Election 2011: rabble.ca has chosen 10 key ridings across Canada for progressives to watch in the run-up to the May 2 vote, and asked local writers to assess them. The profiles highlight why the riding profiled is important and issues local campaigns are focused upon.
Conservative MP Deepak Obhrai once declared to a room full of journalism students at the Southern Alberta Institute of Technology (SAIT) that no election is ever foretold. Participating in a town hall forum focused on combating voter apathy, Obhrai was one of 16 local candidates from across the political spectrum urging young voters to help shape the future of their country by casting a ballot in the upcoming federal election.
“Government is part of life whether we like it or not,” Obhrai explained. “It’s important to exercise the right to vote to hold leaders accountable.”
The following year, Obhrai was elected to the newly established riding of Calgary East, where he has been continually re-elected ever since.
Initially elected as a member of the Reform Party, Obhrai vowed to advocate for Calgarians whose voices, he claimed, were going unheard in Ottawa. He echoed this mantra after being re-elected as a member of the Canadian Alliance, and finally as an elected representative of the Conservative Party.
However, a strange thing happened when, in 2006, fellow Calgary Conservative Stephen Harper became the prime minister of Canada: Now that the West had finally ‘gotten in,’ Obrhai abandoned the notion that the concerns of his constituents were going unheeded by the powers that be.
So much so, in fact, that outside fund raising events such as the requisite Calgary Stampede feast of Flapjacks, you’d be hard pressed to find a constituent who’d seen, or heard from, Obhrai for the better part of a decade.
Calgarians who reached out to Obhhrai with their concerns had their pleas routinely ignored; their elected MP too busy, it seems, to address the issues of those who elected him — or even acknowledge having received their correspondences.
For an MP who’s enjoyed effortless electoral victory for 14 years — dwarfing his competitors in both monies raised and votes garnered — Obhrai certainly has little regard for Calgary East voters. In stark contrast to his 1996 address to SAIT students, Obhrai now acts as if he is beyond public accountability; that he is, indeed, entitled to the seat he currently holds.
Throughout this election campaign, Obhrai has repeatedly thumbed his nose at the media; turning down requests for interviews, opting instead to feign interaction through twitter. His one sided conversations consist on random status updates, most of which are attacks on his Liberal opponent, labeling the distinguished, born-and-raised Calgarian as a “visitor from Toronto”; refusing even to call her by name — Josipa Petrunic.

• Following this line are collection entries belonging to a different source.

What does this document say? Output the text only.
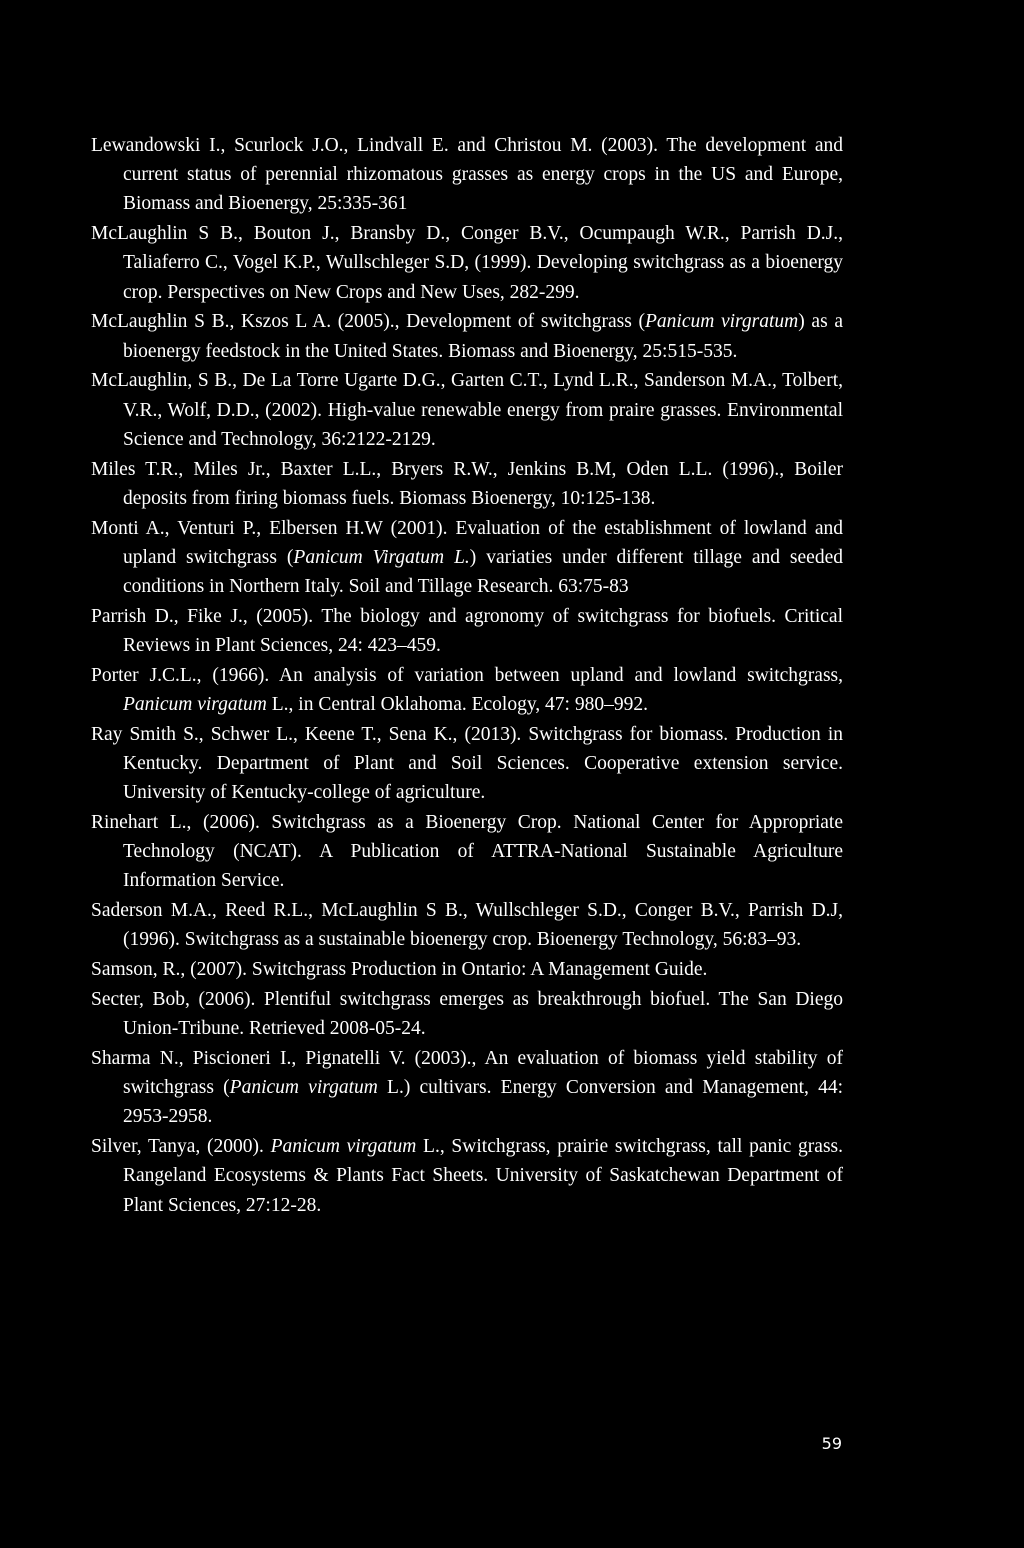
Lewandowski I., Scurlock J.O., Lindvall E. and Christou M. (2003). The development and current status of perennial rhizomatous grasses as energy crops in the US and Europe, Biomass and Bioenergy, 25:335-361

McLaughlin S B., Bouton J., Bransby D., Conger B.V., Ocumpaugh W.R., Parrish D.J., Taliaferro C., Vogel K.P., Wullschleger S.D, (1999). Developing switchgrass as a bioenergy crop. Perspectives on New Crops and New Uses, 282-299.

McLaughlin S B., Kszos L A. (2005)., Development of switchgrass (Panicum virgratum) as a bioenergy feedstock in the United States. Biomass and Bioenergy, 25:515-535.

McLaughlin, S B., De La Torre Ugarte D.G., Garten C.T., Lynd L.R., Sanderson M.A., Tolbert, V.R., Wolf, D.D., (2002). High-value renewable energy from praire grasses. Environmental Science and Technology, 36:2122-2129.

Miles T.R., Miles Jr., Baxter L.L., Bryers R.W., Jenkins B.M, Oden L.L. (1996)., Boiler deposits from firing biomass fuels. Biomass Bioenergy, 10:125-138.

Monti A., Venturi P., Elbersen H.W (2001). Evaluation of the establishment of lowland and upland switchgrass (Panicum Virgatum L.) variaties under different tillage and seeded conditions in Northern Italy. Soil and Tillage Research. 63:75-83

Parrish D., Fike J., (2005). The biology and agronomy of switchgrass for biofuels. Critical Reviews in Plant Sciences, 24: 423–459.

Porter J.C.L., (1966). An analysis of variation between upland and lowland switchgrass, Panicum virgatum L., in Central Oklahoma. Ecology, 47: 980–992.

Ray Smith S., Schwer L., Keene T., Sena K., (2013). Switchgrass for biomass. Production in Kentucky. Department of Plant and Soil Sciences. Cooperative extension service. University of Kentucky-college of agriculture.

Rinehart L., (2006). Switchgrass as a Bioenergy Crop. National Center for Appropriate Technology (NCAT). A Publication of ATTRA-National Sustainable Agriculture Information Service.

Saderson M.A., Reed R.L., McLaughlin S B., Wullschleger S.D., Conger B.V., Parrish D.J, (1996). Switchgrass as a sustainable bioenergy crop. Bioenergy Technology, 56:83–93.

Samson, R., (2007). Switchgrass Production in Ontario: A Management Guide.

Secter, Bob, (2006). Plentiful switchgrass emerges as breakthrough biofuel. The San Diego Union-Tribune. Retrieved 2008-05-24.

Sharma N., Piscioneri I., Pignatelli V. (2003)., An evaluation of biomass yield stability of switchgrass (Panicum virgatum L.) cultivars. Energy Conversion and Management, 44: 2953-2958.

Silver, Tanya, (2000). Panicum virgatum L., Switchgrass, prairie switchgrass, tall panic grass. Rangeland Ecosystems & Plants Fact Sheets. University of Saskatchewan Department of Plant Sciences, 27:12-28.

59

(Other notables vying for Calgary East include candidates Al Brown and Scott Milton, who represent the New Democratic Party and Green Party, respectively; Obrhai has yet to acknowledge their existence.)
Obhrai flatly rejects the notion of participating in all-candidate debates; refusing to partake in town halls or similar events that require face-to-face interaction with either his opponents, or his constituents.

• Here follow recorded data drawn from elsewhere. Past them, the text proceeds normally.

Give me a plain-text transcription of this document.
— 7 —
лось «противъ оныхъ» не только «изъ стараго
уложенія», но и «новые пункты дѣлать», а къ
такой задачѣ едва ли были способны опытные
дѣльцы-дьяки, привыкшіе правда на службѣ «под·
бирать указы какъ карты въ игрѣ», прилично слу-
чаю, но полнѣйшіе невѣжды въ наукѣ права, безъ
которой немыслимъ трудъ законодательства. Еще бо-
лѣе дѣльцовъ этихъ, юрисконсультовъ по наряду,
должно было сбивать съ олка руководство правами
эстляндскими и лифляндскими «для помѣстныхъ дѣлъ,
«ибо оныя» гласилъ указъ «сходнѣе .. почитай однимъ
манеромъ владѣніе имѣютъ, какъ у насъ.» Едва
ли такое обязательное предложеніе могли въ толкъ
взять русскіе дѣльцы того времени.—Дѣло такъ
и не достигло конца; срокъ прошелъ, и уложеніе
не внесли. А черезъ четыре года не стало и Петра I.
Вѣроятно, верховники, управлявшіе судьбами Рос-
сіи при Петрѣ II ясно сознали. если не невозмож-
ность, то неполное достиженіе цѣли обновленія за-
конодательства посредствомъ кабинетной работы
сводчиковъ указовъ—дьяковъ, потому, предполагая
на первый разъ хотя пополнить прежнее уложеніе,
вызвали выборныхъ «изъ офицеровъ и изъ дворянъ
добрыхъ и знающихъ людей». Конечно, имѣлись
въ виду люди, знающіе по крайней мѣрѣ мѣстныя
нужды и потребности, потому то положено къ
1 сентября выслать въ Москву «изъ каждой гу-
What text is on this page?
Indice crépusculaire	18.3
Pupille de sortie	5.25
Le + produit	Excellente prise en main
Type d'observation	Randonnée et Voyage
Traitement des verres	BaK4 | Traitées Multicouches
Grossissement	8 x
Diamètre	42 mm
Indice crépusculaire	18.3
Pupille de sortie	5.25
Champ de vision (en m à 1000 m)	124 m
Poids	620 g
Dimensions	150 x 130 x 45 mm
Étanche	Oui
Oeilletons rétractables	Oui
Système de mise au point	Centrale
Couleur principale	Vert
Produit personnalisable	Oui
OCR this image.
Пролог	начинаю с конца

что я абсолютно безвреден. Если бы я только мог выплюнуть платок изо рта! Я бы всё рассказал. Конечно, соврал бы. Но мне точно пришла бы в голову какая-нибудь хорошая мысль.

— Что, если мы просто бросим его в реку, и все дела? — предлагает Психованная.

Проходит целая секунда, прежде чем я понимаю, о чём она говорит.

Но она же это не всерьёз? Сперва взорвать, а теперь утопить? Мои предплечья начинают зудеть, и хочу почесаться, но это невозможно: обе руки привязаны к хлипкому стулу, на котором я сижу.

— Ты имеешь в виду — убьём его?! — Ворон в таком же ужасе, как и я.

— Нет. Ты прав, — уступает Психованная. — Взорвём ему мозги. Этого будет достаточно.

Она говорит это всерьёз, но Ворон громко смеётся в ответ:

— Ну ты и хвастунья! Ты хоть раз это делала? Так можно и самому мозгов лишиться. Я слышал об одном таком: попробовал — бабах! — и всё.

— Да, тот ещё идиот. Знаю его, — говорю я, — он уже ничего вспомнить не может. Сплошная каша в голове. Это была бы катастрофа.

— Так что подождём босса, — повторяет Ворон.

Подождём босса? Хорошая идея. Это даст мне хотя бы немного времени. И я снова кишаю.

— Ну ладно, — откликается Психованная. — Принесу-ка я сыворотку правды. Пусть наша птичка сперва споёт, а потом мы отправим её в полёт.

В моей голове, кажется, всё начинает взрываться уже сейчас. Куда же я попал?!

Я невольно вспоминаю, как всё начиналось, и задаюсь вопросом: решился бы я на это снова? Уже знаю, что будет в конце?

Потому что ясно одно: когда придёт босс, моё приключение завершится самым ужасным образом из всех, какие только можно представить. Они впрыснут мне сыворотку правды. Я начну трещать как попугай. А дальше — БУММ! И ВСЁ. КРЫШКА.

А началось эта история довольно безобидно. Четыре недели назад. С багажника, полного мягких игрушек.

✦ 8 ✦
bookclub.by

With the many contentious issues residents of Calgary East currently face, most notably the will-it-or-wont-it-be-built airport tunnel, many non-political members of the constituency are becoming engaged. They’re searching for a candidate whom they feel will represent them in Ottawa.
While the diverse crop of qualified, dedicated individuals vying for the riding provides Calgary East voters with truly viable alternatives to Obhrai, ousting the Tory incumbent will not be an easy task. In the last election, Obhrai garnered more than 66 per cent of the popular vote; that’s more votes than his four opponents combined.
It will take a massive, well orchestrated ‘get out the vote’ campaign, combined with a plan for strategic voting, in order to challenge Obhrai’s firm hold on the riding. A difficult task at the best of times, one can’t help but wonder if it’s at all possible the long-time Conservative, notoriously apathetic riding.